When asked who they would be most likely to talk to if they needed advice about their child’s behaviour, survey respondents were most likely to mention their own partner (78% of those who were living with a partner), followed by their own mother (29%)4 and friends (23%). ‘Outside’ help is sought relatively more often in relation to younger children: around a quarter (28%) of those with a child under five would seek advice from a health visitor (37% would talk to their mother about a young child). Considerably fewer of those with a school-age child would consult a teacher (15%).

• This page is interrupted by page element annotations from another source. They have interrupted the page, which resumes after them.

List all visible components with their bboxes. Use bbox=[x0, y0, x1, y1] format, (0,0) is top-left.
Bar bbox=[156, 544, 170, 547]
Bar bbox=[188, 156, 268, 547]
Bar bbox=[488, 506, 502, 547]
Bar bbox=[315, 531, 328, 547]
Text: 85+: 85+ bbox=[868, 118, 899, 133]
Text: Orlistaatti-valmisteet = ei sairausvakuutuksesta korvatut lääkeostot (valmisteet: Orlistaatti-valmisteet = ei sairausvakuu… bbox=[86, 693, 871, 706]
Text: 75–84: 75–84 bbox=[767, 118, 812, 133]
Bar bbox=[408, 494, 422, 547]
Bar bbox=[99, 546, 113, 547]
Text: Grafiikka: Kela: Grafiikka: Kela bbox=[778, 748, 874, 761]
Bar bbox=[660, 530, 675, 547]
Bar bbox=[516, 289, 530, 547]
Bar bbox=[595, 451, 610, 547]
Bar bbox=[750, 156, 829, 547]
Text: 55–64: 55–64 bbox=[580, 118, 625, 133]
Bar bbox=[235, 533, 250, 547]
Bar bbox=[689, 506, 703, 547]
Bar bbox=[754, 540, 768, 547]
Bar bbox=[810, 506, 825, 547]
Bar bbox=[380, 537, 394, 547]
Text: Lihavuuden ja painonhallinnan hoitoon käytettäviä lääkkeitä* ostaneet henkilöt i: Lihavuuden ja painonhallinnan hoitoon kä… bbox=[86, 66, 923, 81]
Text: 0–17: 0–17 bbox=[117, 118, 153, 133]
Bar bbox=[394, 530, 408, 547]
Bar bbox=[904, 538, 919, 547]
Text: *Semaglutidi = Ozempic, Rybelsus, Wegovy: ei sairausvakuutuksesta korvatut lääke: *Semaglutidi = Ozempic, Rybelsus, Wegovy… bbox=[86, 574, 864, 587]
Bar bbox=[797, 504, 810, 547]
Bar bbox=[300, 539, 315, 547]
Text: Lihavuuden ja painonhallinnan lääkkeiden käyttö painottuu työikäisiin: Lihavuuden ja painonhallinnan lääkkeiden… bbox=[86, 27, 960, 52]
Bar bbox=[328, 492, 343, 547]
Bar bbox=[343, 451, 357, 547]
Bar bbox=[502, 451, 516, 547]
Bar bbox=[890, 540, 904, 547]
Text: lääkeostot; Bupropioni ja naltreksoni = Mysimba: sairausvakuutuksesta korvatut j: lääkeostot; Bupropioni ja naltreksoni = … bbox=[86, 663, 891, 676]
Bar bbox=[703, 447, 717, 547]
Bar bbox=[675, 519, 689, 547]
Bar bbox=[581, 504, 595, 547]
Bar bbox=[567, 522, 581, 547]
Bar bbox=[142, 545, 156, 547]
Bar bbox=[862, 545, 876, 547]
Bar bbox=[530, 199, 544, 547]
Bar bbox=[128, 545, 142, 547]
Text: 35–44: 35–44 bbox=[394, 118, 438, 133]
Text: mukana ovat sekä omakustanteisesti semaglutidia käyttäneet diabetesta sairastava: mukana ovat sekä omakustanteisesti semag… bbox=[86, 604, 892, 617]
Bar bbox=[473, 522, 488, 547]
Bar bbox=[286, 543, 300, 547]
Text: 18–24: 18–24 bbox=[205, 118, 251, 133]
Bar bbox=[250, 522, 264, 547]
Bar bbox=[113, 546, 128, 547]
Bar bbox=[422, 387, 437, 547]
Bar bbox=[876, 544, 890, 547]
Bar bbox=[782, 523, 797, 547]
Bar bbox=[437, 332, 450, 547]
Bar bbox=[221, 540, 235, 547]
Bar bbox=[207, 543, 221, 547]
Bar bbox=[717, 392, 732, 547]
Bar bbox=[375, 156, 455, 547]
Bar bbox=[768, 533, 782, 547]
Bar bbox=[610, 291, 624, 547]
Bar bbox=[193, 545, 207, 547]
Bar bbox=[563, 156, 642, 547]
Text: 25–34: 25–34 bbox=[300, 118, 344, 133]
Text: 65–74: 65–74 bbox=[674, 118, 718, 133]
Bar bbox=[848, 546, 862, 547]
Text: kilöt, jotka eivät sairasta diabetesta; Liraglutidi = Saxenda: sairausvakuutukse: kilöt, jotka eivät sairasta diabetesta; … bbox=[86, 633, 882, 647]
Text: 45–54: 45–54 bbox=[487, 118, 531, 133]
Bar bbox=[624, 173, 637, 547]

Two points are, then, worth emphasising here. First, one’s own parents - mothers in particular - are a central reference point for most parents’ accounts of how they bring up their children. Secondly, parents do not typically see their children’s behaviour as a matter for outside expertise (unlike, for example, ill-health) and are likely to deal with such issues either entirely without reference to others or by talking only to close friends or family. In such a context, resistance from parents to the idea of government ‘telling us how to do our job’ is not surprising.

Key points

  • It is important to situate the issue of discipline within the context of broader perceptions of parenting and family life.
  • Contemporary parents clearly feel that they face significantly greater pressures than earlier generations. In this context, research participants cited the difficulty of maintaining an appropriate work-life balance, the loss of routine in family life and the pressure of their own and their children’s material expectations.
  • It was also widely held that there has been a significant change in the general relationship between children and adults, with the former becoming more assertive and less accepting of adult authority in general. Although many parents welcomed this shift, there was a view that it has made it more difficult to discipline children effectively.
  • Against this backdrop, there is evidence of increased parental anxiety about their abilities and of a sense of being held to account for the behaviour of their children.
  • That said, most parents remain resistant to the idea that their children’s behaviour is a matter for outside expertise and are likely to deal with such issues with reference only to close friends or family.